Well I identify as being a Top. I am to all intents and purposes a straight heterosexual male. BUT..... I do have submissive desires. And some of those may bee seen as leaning towards being more gay(?) or to me being more bisexual. I want to have my prostate massaged and my cock milked. I want to be fucked with a strapon. I want my cock sucked as most horny males do but am open to a male/sissy/cd/tv doing that. And I am also open to anal sex with another man. But again I want to do this as a top! Is this contradictory? I have also discovered a sadistic streak in me, Whether that be inflicting physical pain or verbal humiliation and degradation, I want to explore this too. I am too much of a wimp to be any kind of a masochist although after being married twice some might say I am a masochist!
Who am I
Now by this I mean how do I like to be known in play or in a scene.

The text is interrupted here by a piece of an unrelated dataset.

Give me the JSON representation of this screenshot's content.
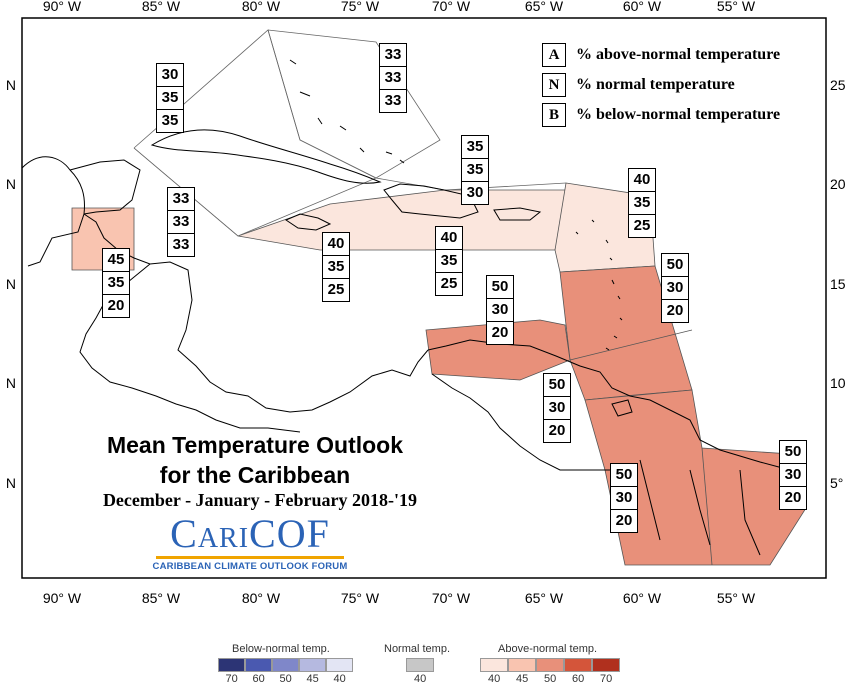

This is difficult for me. I have gone by a few names in my adult life online as I'm sure a few who will read this have. Here I use the name Garion66. But when asked yesterday what I wanted to be called in a scene if needed I was at a loss. Those in the vanilla world call me by my given name or some variation thereof. But here and online in general I have used the names Garion, Belgarion, Poppabelgarion, Poppa, PoppaG and Pops. I personally like being called Poppa or Pops as it suits my fatherly side. But in any scene I think I might have to vary the name to suit the play. In my mind and according to the books I get my name from Garion is a youth full of energy and wanting to know and learn stuff sometimes reluctantly. Belgarion is the same person but older and wiser, In my mind he is a more serene and nurturing character. I added Poppa into the mix when I became a father again for the 3rd time and that has stock in some form for the last 20 years. And now I am living alone again and finding my way in this Kink world, I have no name that truly fits me and who I am. I am a father, grandfather, single, outgoing introvert, explorer, student, horny, needy, impatient alone, lonely and scared!
So if anyone can tell me after all that What I Am or Who I am then I will listen.